The aim of this proposal, using a highly-multiplexed FISH approach, is to develop and test image acquisition and analysis platforms that would enable the copy number analysis of 30 genes simultaneously.

The ultimate goal of this proposal is to provide a comprehensive genotype assay that will guide the choice of targeted therapies and that will impact how we identify, diagnose, and alter the clinical course of cancers.

Principal Investigator: Rakesh Karmacharya, MD PhD, Massachusetts General Hospital 

Using super-resolution light microscopy would enable the detection of differences between schizophrenia and control neurons on a nanometer scale, these studies will help develop image-based cellular assays using patient-derived cells that can be used to develop clinically-relevant disease biomarkers.

Principal Investigator: Astrid Weins, MD, PhD, Brigham and Women’s Hospital

Ultrastructural examination by electron microscopy and immunofluorescence microscopy are indispensable tools in kidney pathology. Particularly injury to the nanometric structure of the kidney filter, which is a  hallmark of proteinuria and can only be confirmed using electron microscopy. 

B7-1, a T cell molecule as a novel biomarker in the glomeruli of a subgroup of patients with nephrotic syndrome. This proposal outlines the use of superresolution microscopy on fresh frozen human kidney biopsies positive for B7-1, to determine the location of B7-1 in the glomerulus.

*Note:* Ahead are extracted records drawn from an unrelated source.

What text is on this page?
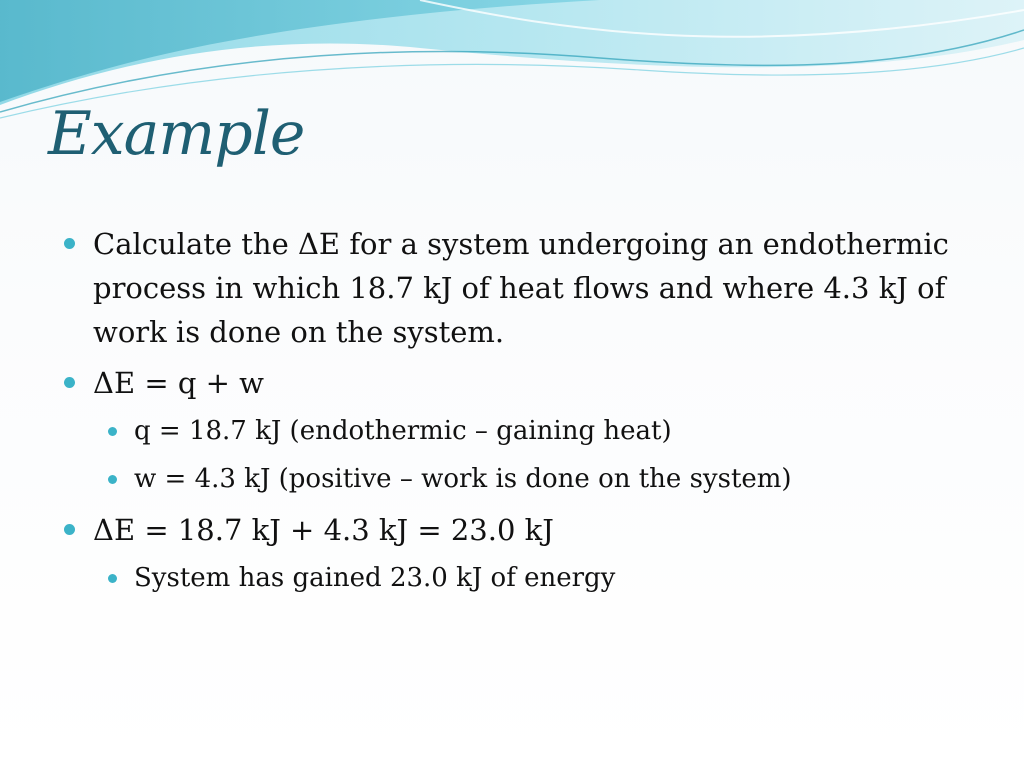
Example
Calculate the ΔE for a system undergoing an endothermic process in which 18.7 kJ of heat flows and where 4.3 kJ of work is done on the system.
ΔE = q + w
q = 18.7 kJ (endothermic – gaining heat)
w = 4.3 kJ (positive – work is done on the system)
ΔE = 18.7 kJ + 4.3 kJ = 23.0 kJ
System has gained 23.0 kJ of energy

Principal Investigator: Leonard Zon, MD, Boston Children’s Hospital

The entire blood system is supported throughout life by a small number of cells called Hematopoietic Stem Cells (HSC). Hematologic malignancies, such as leukemia, are caused by malignant transformation of HSC. A curative treatment for these blood diseases is HSC transplantation (HSCT). To improve on current HSCT protocols, there is a need to directly track and image HSC as they engraft in a new site of hematopoiesis or “niche”. 

Using transparent zebrafish, and the advanced microscopes at the Harvard Center for Biological Imaging, will enable the direct observation of the interactions between HSC and their niche during engraftment. We believe this project will increase our understanding of HSC engraftment and have potential to improve clinical HSCT.